Protesters build wall of oil barrels at Alberta Legislature

Protesters braved the snow to rally against oilsands expansion and climate change at the Alberta Legislature Saturday afternoon.

Attendees spoke out against expanding oilsands operations and climate change

About two dozen people gathered near the steps of the Alberta Legislature Saturday afternoon to protest expanding oilsands operations in the province. (CBC)

People braved the snow to rally against oilsands expansion and climate change at the Alberta Legislature Saturday afternoon.

About two dozen people, including Representatives of Greenpeace, the Athabasca Chipewyan First Nation and Keepers of the Athabasca, attended the protest, one of 130 similar demonstrations happening across the country today.

Participants are calling for governments to stop the increased use of pipelines, to slow oilsands production and focus on a greener future.

“People are here today to brave the cold to try to deliver that message both to Premier Redford and to Prime Minister Harper,” said Mike Hudema with Greenpeace.

“We’re seeing more and more extreme weather events around the world.

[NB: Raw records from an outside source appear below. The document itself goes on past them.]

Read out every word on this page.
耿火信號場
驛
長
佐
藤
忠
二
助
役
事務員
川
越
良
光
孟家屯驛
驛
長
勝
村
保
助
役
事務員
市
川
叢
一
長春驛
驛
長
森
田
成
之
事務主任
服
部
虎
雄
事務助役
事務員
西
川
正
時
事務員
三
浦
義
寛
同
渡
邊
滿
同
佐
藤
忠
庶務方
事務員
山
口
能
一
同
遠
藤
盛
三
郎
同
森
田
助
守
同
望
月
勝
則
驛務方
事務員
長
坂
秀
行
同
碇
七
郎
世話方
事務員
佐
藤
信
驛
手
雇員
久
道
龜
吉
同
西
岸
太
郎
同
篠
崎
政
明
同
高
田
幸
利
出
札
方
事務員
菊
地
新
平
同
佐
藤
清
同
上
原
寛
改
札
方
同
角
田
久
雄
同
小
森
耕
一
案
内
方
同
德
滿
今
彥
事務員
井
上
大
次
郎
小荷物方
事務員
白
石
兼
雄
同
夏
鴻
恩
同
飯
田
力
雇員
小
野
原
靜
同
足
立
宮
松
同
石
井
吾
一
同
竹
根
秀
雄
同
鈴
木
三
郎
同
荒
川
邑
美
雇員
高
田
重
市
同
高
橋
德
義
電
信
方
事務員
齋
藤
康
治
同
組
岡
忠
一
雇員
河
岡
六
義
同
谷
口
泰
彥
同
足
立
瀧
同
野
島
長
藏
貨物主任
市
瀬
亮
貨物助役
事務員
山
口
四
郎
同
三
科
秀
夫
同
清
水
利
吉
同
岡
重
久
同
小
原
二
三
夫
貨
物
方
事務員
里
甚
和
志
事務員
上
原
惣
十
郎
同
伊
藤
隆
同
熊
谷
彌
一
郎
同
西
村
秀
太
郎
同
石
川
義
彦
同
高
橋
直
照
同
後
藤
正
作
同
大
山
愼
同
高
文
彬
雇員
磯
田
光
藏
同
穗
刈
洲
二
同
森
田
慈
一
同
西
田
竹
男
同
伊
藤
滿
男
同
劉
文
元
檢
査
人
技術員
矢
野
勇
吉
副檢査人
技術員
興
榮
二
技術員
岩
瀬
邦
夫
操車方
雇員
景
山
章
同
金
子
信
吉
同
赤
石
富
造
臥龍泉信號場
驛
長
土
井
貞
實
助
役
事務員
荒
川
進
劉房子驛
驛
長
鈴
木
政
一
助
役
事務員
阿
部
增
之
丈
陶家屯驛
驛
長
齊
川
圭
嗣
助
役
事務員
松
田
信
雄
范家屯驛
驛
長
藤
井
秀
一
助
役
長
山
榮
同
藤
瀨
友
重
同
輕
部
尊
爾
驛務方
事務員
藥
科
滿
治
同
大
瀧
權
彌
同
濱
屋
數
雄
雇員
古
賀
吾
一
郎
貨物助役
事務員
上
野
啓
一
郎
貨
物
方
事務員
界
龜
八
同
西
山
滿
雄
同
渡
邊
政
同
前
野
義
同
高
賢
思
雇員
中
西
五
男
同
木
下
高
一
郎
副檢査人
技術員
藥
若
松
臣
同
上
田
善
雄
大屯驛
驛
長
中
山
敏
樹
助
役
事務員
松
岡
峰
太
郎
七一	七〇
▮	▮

It was only a week ago that we saw record typhoons hit the Philippines, causing immense damage there,” said Hudema, who also mentioned the extreme flooding seen across southern Alberta this summer.

Greenpeace's Mike Hudema said more and more Albertans are getting fed up with the environmental and climate impacts of expanding oilsands operations. (CBC)

“These events are becoming more and more frequent the longer we delay action on climate change.”

Protesters in Edmonton built a wall of 116 oil barrels across the legislature steps to represent the amount of carbon dioxide Shell’s Jackpine Mine expansion will produce every second if the plan is approved.

Now, Hudema said, those gathered outside the legislature want to see the government take action on emissions an issue he thinks is particularly important in Alberta.

“If you talk about emissions in Canada, you have to talk about the tarsands because they are the fastest growing source of emissions in the country.”

Hudema said he’d like to see the federal government explore green solutions.

“Other countries are taking the lead – it’s time that Canada do the same.”